Александр I, лично сломав и переломив себя, ездил с визитом к пленным французским генералам и уговаривал их перейти к нему на службу, часто терпя оскорбления. Например, пленный генерал Фандам бросил ему оглушительную грубость в лицо: «Зато я не убивал своего отца», – а Александр I стерпел и продолжил с ним переговоры. Хотя в те времена на дуэль вызывали и за меньшее, стерпеть такое – почти невозможно. Александр стерпел. На русскую службу был принят генерал Моро из Соединенных Штатов, барон Жемини, но большинство генералов отказались. После этого Александр I начал секретные переговоры во Франции о замещении Наполеона на престоле, то есть ему был нужен свой кандидат на французском троне. Он вел переговоры с Эженом де Богарне, протежировал Бернадотта, короля Швеции. Он поддерживал проект Наполеона II, и его планы сорвал только Венский конгресс – противодействие Австрии, Пруссии и, конечно, Великобритании.

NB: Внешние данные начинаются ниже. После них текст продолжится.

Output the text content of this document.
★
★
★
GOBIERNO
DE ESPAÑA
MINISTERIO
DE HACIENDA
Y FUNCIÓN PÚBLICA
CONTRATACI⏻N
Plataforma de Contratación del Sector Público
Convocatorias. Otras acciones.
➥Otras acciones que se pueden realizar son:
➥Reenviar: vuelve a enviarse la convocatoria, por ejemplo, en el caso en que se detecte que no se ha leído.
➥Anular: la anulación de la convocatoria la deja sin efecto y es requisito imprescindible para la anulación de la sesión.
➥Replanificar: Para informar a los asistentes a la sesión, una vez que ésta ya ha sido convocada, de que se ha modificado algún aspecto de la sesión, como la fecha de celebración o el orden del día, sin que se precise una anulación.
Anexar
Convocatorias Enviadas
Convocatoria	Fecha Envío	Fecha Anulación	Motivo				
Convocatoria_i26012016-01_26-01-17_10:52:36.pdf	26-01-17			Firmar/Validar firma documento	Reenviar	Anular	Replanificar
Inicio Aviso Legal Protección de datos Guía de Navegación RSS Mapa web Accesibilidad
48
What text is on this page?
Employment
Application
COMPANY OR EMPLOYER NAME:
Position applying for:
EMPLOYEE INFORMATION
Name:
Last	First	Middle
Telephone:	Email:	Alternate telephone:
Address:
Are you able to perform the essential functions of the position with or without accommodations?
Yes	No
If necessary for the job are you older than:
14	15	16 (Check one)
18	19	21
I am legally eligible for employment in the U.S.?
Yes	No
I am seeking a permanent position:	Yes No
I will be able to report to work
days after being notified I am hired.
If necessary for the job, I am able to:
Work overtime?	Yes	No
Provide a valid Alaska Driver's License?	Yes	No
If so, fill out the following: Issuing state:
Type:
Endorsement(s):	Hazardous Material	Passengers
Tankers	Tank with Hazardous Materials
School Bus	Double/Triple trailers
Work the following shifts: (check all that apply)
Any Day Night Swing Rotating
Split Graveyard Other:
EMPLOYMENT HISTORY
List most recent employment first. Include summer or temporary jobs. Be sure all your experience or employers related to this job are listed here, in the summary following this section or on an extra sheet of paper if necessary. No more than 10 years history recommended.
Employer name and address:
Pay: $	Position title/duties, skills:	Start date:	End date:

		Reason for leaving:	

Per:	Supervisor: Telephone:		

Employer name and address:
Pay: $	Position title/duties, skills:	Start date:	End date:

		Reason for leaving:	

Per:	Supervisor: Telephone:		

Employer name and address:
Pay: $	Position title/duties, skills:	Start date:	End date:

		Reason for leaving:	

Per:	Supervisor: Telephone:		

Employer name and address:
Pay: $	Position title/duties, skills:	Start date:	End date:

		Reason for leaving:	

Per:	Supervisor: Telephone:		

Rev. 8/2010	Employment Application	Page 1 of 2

Если же говорить о начале войны, то, конечно, главный камень преткновения 1812-го – герцогство Варшавское. Александр I хотел его уничтожить как постоянную опасность на границах России, а герцогство Варшавское в своей идеологии сохраняло идею вторжения в Россию и отвоевания прежних областей, Речи Посполитой, то есть это был неразрешимый конфликт. Фактически война началась из-за этого, а потом обе стороны втянулись, то есть Наполеон и Александр I ввели в действие механизм, который не смогли остановить, хотя страшно хотели.
И вот это сложное переплетение не западно-восточных противостояний, не европейских, а именно реалий восточноевропейской границы – оно и породило войну. Вообще в сфере шпионажа 1812 года до сих пор много загадок, которые невероятно опасны для патриотического мифа. Этот простой и радостный миф «опять Запад к нам полез, и мы Западу наваляли» – он здесь на минном поле, и историки рано или поздно приведут эти взрывные механизмы в действие.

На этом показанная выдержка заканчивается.